Mrs Wilson looked at her feet. "I went to pick up Bruce from school." She raised her head. Her gaze moved from Erica to me, back to Erica. Then back to the floor. "He wasn't there."
"You usually pick him up where, exactly?" I asked.
"No," Mrs Wilson said, shaking her head.
"No?"
She kept shaking her head. "Not 'usually'," she said, her voice louder. " Always. I always pick him up outside the school gates. I'm always there when the bell rings."

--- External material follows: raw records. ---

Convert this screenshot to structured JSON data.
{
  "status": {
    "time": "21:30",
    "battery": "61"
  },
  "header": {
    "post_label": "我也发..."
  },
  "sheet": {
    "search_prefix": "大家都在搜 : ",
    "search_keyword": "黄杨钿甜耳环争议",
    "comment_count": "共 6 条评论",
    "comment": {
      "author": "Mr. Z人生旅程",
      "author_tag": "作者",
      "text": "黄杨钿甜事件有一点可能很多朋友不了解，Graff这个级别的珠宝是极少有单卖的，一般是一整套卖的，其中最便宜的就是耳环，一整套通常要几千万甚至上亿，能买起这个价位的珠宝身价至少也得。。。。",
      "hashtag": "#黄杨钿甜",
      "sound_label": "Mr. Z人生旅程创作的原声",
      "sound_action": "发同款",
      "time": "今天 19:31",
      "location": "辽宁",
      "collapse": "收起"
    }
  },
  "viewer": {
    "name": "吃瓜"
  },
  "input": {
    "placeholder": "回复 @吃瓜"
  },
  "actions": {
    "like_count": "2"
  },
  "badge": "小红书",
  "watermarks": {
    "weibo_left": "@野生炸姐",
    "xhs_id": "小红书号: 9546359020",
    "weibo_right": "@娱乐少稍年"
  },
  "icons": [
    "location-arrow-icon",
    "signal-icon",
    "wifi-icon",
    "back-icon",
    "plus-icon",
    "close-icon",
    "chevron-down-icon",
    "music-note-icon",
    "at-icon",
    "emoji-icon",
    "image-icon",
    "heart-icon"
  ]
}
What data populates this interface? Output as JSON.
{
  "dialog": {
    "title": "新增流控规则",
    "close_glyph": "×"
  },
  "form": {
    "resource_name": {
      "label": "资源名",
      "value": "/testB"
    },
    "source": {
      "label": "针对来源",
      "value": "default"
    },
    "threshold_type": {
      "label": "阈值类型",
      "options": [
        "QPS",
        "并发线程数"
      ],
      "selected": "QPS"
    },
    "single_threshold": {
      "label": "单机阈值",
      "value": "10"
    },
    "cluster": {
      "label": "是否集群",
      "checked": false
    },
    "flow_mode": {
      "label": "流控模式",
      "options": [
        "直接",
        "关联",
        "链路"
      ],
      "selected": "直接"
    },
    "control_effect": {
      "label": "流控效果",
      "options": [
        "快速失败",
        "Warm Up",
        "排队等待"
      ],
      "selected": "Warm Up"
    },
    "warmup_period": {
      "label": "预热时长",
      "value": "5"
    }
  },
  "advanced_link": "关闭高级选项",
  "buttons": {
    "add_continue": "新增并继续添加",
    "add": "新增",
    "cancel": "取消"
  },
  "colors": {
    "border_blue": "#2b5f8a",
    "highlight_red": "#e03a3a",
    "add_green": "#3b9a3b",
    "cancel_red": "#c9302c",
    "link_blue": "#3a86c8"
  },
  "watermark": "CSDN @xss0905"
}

"And he wasn't there today?"
"That's right."
"He wasn't in his classroom?"
Mrs Wilson breathed in slowly. Didn't answer the question.
"Maybe one of the other parents…?"
Mrs Wilson was shaking her head furiously again, so Erica stopped talking, scribbled in her notebook.
I wondered if I should say something. After all, it was my case.
I was about to speak when Erica asked Mrs Wilson, "How can you be so sure?"
"I stay out of their business. They stay out of mine."
"What do you mean by that?" I asked.
Erica pursed her lips, probably annoyed with me for cutting her off.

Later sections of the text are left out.